GhostFood: A Curatorial Practicum with The Contemporary

image c/o The Contemporary

How to describe GhostFood? I’ll start by safely assuming that it’s the first class of its kind at Hopkins. Essentially, it’s a collaboration between my classmates and I and The Contemporary, a nomadic contemporary art museum here in Baltimore. We’re working all semester to discuss, plan for, and ultimately perform in The Contemporary’s upcoming exhibition of GhostFood, created by artist Miriam Simun. The truck is a ‘futuristic food truck,’ so to speak, that serves food in a way that may be the norm in the not-so-distant future. In the words of the exhibition blurb, “Scents of foods threatened by climate change are paired with foods made from climate change-resilient foodstuffs, providing taste illusions of foods that may soon no longer be available.” Rather than attempt to explain this further but then inadvertently muddle things up, I’ll just send you here.

I could write and ramble for far too long about the many reasons why this class stands out (apart from the obvious). As I briefly mentioned before, my classmates and I will be the ones performing in GhostFood. Admittedly, I went in thinking we would be talking to and semi-directing the performers, so the day we began assigning who would perform at which performance certainly came as a bit of a shock. The idea of playing an actual role was something I approached with trepidation at first, but as the weeks have gone on, it’s proven to be a unique and powerful way for me to engage with the piece and understand the multitude of implications that hide behind first, second, and even third impressions of it. Socioeconomics overlay environmental awareness, which is, somehow, further  nuanced by triggered nostalgia, all of which (and more) we have to prepare for in engaging with our inevitably diverse and uncontrolled audience.

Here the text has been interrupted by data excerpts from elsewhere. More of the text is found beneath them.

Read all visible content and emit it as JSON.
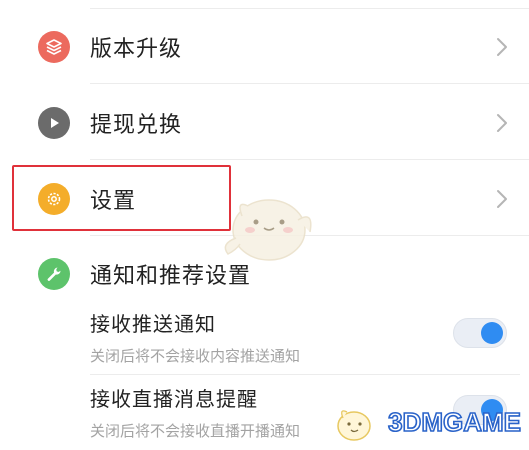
{
  "settings_list": {
    "items": [
      {
        "label": "版本升级",
        "icon": "layers-icon",
        "color": "#ec6a5e"
      },
      {
        "label": "提现兑换",
        "icon": "play-icon",
        "color": "#6b6b6b"
      },
      {
        "label": "设置",
        "icon": "gear-icon",
        "color": "#f4ad2a"
      },
      {
        "label": "通知和推荐设置",
        "icon": "wrench-icon",
        "color": "#5dc36b"
      }
    ]
  },
  "notifications": {
    "push": {
      "title": "接收推送通知",
      "desc": "关闭后将不会接收内容推送通知",
      "enabled": true
    },
    "live": {
      "title": "接收直播消息提醒",
      "desc": "关闭后将不会接收直播开播通知",
      "enabled": true
    }
  },
  "watermark": {
    "text": "3DMGAME"
  },
  "colors": {
    "highlight": "#e0313a",
    "toggle_on": "#2f8cf2"
  }
}
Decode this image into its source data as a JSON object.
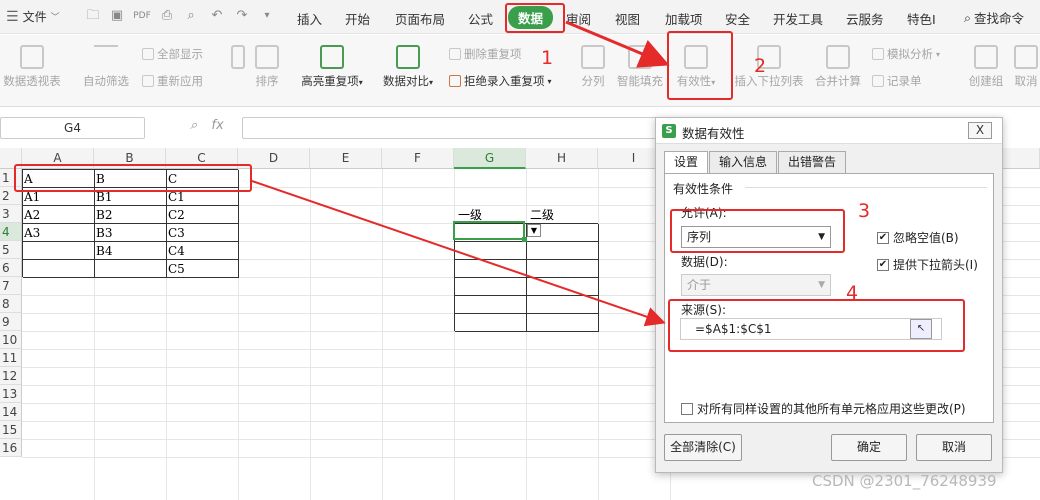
{
  "menubar": {
    "file_label": "文件",
    "tabs": [
      "插入",
      "开始",
      "页面布局",
      "公式",
      "数据",
      "审阅",
      "视图",
      "加载项",
      "安全",
      "开发工具",
      "云服务",
      "特色I"
    ],
    "active_tab": "数据",
    "search_label": "查找命令"
  },
  "ribbon": {
    "pivot": "数据透视表",
    "autofilter": "自动筛选",
    "show_all": "全部显示",
    "reapply": "重新应用",
    "sort": "排序",
    "highlight_dup": "高亮重复项",
    "data_compare": "数据对比",
    "delete_dup": "删除重复项",
    "reject_dup": "拒绝录入重复项",
    "split": "分列",
    "smart_fill": "智能填充",
    "validity": "有效性",
    "insert_dropdown": "插入下拉列表",
    "merge_calc": "合并计算",
    "simulation": "模拟分析",
    "record_form": "记录单",
    "create_group": "创建组",
    "cancel_group": "取消"
  },
  "formula_bar": {
    "name_box": "G4",
    "fx_label": "fx"
  },
  "sheet": {
    "columns": [
      "A",
      "B",
      "C",
      "D",
      "E",
      "F",
      "G",
      "H",
      "I"
    ],
    "rows": [
      "1",
      "2",
      "3",
      "4",
      "5",
      "6",
      "7",
      "8",
      "9",
      "10",
      "11",
      "12",
      "13",
      "14",
      "15",
      "16"
    ],
    "table1": [
      [
        "A",
        "B",
        "C"
      ],
      [
        "A1",
        "B1",
        "C1"
      ],
      [
        "A2",
        "B2",
        "C2"
      ],
      [
        "A3",
        "B3",
        "C3"
      ],
      [
        "",
        "B4",
        "C4"
      ],
      [
        "",
        "",
        "C5"
      ]
    ],
    "table2_headers": [
      "一级",
      "二级"
    ]
  },
  "dialog": {
    "title": "数据有效性",
    "close": "X",
    "tabs": [
      "设置",
      "输入信息",
      "出错警告"
    ],
    "section": "有效性条件",
    "allow_label": "允许(A):",
    "allow_value": "序列",
    "ignore_blank": "忽略空值(B)",
    "dropdown_arrow": "提供下拉箭头(I)",
    "data_label": "数据(D):",
    "data_value": "介于",
    "source_label": "来源(S):",
    "source_value": "=$A$1:$C$1",
    "apply_all": "对所有同样设置的其他所有单元格应用这些更改(P)",
    "clear_all": "全部清除(C)",
    "ok": "确定",
    "cancel": "取消"
  },
  "annotations": {
    "step1": "1",
    "step2": "2",
    "step3": "3",
    "step4": "4",
    "color": "#e52a2a"
  },
  "watermark": "CSDN @2301_76248939",
  "colors": {
    "accent": "#3a9f4a",
    "annotation": "#e52a2a"
  }
}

Outside of my obligations as a performer in GhostFood, there are, of course, my responsibilities as a student. Let me remind you (and myself), this is still a class. Yes, we’re putting up a piece of performance art multiple times in the coming months at various quintessential Baltimore locations, but we’re also meeting for two and a half hours each Monday and reading everything from the history of peanuts to Autonomy, Antagonism, and The Aesthetic during the week. We’re analyzing GhostFood’s place in artistic discourse, but also in the scientific, futuristic food truck spectrum. Class participation requires not only discussion of Claire Bishop’s opinions on relational antagonism, but also that we get up in front of each other and practice performing in character for Miriam to direct/critique us. It’s a singular experience that I cannot wait to share in full.

image c/o Miriam Simun

 I decided to devote an entire blog to this class partly because of how weirdly superb it is, but also for the precedent it sets for humanities courses at Hopkins. GhostFood requires the sort of hands-on approach that people generally associate with science and math-oriented classes here — think building a robot or participating in lab — but that has just as much importance in the other facets of a liberal arts education. It feels like we’re “building” something in GhostFood, but rather than it be technology for BME Design Team or computer code, it’s a real live art exhibition, a very different apparatus for people to interact with/use as they will. While I still have my moments of performance nervousness and insecurity about art-related naïveté (Tiravanija! Hirschhorn! Palais de Tokyo! I just learned about all of these things!), they ultimately contribute to my passion for the class and for the personal interests of mine to which it relates. I’m beyond grateful for what GhostFood has taught me thus far, and I can only hope that Hopkins creates more humanities courses like it in years to come.